Il a failli, Il a pensé.


Le dernier est le meilleur, M. de Vaugelas, à la verité, dit dans son Quinte-curce, Menidas & Benus faillirent à être blessez[1] ; il eut beaucoup à souffrir des pluyes continuelles & des tempestes qui faillirent à le perdre. Il s’est reglé en cela sur Coeffeteau, qui dit toûjours failli au lieu de pensé. Mais ce mot qui étoit bon en ce sens du tems de ces Auteurs, ne l’est plus gueres aujourd’huy. On dit il s’est pensé tüer, il a pensé mourir, le vaisseau pensa perir, mieux que il a failli à se tüer. Il a failli à mourir, le vaisseau faillit à perir. Alexandre n’eut pas plûtôt passé le Caucase, que son Armée faillit à perir faute de vivres, dit M. de Vaugelas[2] ; il faudroit dire aujourd’huy, pensât perir faute de vivres.


Fasse le ciel.

Expression usée dont se parent encore certains Prédicateurs, qui ne croiroient pas avoir fait un beau discours, s’ils n’avoient dit vingt fois, fasse le Ciel.

Fasse le Ciel, que je puisse par le foible son de ma voix, (car c’est là leur stile) faire entrer ces grandes veritez dans vos cœurs.

Fasse le Ciel, que mon foible esprit puisse soûtenir le poids de ces grandes veritez, pour pouvoir vous les exposer dans tout leur jour.

Fasse le Ciel, que tous ceux qui m’entendent ne sortent point de cet Auditoire, sans que les fléches de cette divine parole ayent penetré jusqu’au fonds de leur cœur.

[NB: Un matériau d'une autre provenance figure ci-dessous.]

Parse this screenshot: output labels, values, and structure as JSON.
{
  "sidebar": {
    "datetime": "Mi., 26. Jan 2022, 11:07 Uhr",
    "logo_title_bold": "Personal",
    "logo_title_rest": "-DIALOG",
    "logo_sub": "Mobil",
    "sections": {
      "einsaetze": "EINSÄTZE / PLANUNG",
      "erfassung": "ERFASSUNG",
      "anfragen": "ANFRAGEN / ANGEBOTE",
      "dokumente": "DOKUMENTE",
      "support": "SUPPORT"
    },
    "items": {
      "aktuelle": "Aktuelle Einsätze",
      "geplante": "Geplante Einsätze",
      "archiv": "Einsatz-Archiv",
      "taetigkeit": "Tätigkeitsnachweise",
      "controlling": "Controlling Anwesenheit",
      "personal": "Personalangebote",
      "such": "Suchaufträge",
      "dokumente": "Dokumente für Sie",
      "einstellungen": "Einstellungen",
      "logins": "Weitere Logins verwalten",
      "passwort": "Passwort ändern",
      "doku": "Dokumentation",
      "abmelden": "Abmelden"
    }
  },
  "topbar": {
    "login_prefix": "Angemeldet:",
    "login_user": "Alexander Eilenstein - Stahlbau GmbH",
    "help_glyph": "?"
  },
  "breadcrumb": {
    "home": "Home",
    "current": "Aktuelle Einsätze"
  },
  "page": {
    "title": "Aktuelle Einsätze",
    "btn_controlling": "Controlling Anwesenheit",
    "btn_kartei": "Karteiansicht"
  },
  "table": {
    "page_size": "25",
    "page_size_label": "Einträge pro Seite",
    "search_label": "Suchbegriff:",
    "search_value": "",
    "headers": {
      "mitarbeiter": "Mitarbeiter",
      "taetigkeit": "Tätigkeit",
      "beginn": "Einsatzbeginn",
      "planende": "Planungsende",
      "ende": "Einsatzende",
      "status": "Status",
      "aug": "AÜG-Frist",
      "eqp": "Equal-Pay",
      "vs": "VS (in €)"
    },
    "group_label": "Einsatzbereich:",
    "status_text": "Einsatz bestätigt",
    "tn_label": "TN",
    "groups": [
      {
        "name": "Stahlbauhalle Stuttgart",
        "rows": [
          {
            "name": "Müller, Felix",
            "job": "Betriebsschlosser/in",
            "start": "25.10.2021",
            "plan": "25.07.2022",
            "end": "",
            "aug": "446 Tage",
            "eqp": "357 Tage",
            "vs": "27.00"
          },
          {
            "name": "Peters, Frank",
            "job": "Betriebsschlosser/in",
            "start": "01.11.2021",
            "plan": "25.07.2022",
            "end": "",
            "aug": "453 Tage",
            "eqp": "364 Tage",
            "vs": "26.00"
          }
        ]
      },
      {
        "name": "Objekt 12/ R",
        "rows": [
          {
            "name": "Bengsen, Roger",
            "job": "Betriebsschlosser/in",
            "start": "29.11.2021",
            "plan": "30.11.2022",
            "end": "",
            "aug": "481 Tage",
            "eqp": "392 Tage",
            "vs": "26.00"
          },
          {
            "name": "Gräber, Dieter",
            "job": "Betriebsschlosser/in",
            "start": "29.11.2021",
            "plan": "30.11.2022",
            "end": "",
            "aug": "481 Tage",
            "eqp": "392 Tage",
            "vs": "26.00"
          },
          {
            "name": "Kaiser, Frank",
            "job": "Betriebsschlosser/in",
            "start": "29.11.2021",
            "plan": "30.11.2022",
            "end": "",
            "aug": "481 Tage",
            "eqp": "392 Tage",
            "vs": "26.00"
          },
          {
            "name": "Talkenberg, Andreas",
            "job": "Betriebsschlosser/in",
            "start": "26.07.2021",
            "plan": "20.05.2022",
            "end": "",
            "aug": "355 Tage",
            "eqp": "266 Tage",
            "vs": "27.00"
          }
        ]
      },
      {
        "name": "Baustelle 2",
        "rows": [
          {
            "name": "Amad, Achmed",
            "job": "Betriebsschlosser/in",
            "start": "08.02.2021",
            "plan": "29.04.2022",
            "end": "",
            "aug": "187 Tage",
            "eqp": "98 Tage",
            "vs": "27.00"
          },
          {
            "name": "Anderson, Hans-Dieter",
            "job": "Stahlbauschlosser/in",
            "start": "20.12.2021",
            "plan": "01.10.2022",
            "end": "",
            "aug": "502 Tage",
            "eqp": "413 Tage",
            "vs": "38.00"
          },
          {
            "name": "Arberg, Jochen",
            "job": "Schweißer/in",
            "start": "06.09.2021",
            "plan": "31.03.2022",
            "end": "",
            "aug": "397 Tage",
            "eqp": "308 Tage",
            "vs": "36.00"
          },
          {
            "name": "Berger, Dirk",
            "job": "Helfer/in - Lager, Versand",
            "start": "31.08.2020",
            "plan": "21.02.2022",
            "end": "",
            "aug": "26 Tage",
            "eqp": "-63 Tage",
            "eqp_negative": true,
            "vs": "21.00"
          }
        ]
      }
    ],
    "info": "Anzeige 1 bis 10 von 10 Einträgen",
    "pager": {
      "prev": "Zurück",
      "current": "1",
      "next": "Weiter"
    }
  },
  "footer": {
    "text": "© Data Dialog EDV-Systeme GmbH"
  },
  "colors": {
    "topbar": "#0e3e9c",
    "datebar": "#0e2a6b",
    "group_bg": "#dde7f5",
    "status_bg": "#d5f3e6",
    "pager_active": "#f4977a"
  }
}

Ils feroient bien mieux, les bonnes gens, d’implorer le secours du Ciel, pour parler plus raisonnablement & de meilleur sens.


Faiseur.

L’Auteur des Remarques nouvelles, a raison de dire que Faiseur n’est bon, selon le genie de nôtre Langue, que pour se moquer des ignorans qui font les habiles. Je remarque, en effet, que si l’on peut dire un Faiseur de Réflexions en parlant d’un Grammairien, qu’on n’estimeroit gueres ; on pourroit bien dire de même, un Faiseur de Remarques, un faiseur d’entretiens, un faiseur de Dialogues, un faiseur de Vies, en parlant d’un Auteur qui se mesleroit de faire des Remarques, des entretiens, des Dialogues & d’écrire des Vies sans y réüssir. L’observation de nôtre Auteur est fort juste, je voudrois seulement, que puis qu’il a sçû que faiseur étoit un terme de mépris ; il n’eut pas ajoûté, comme il a fait, à la Remarque qu’il m’a prise sur bresil & brasil, que Samson & Duval disent Bresil avec la plûpart des Faiseurs de Voyage. Puisque le mot de faiseur est odieux, selon luy, il ne falloit pas s’en servir dans cette occasion.


Feindre.

Exemple. « Les gens du monde sont bien aises de nommer les choses, comme il leur est avantageux de les feindre. » J’ay voulu dire, selon un de mes Critiques[3] : Comme il leur est agreable de se les representer les plus criminelles sous des Images innocentes ; car, continuë-t-il, il faut ajoûter tout cela à son discours pour le rendre intelligence.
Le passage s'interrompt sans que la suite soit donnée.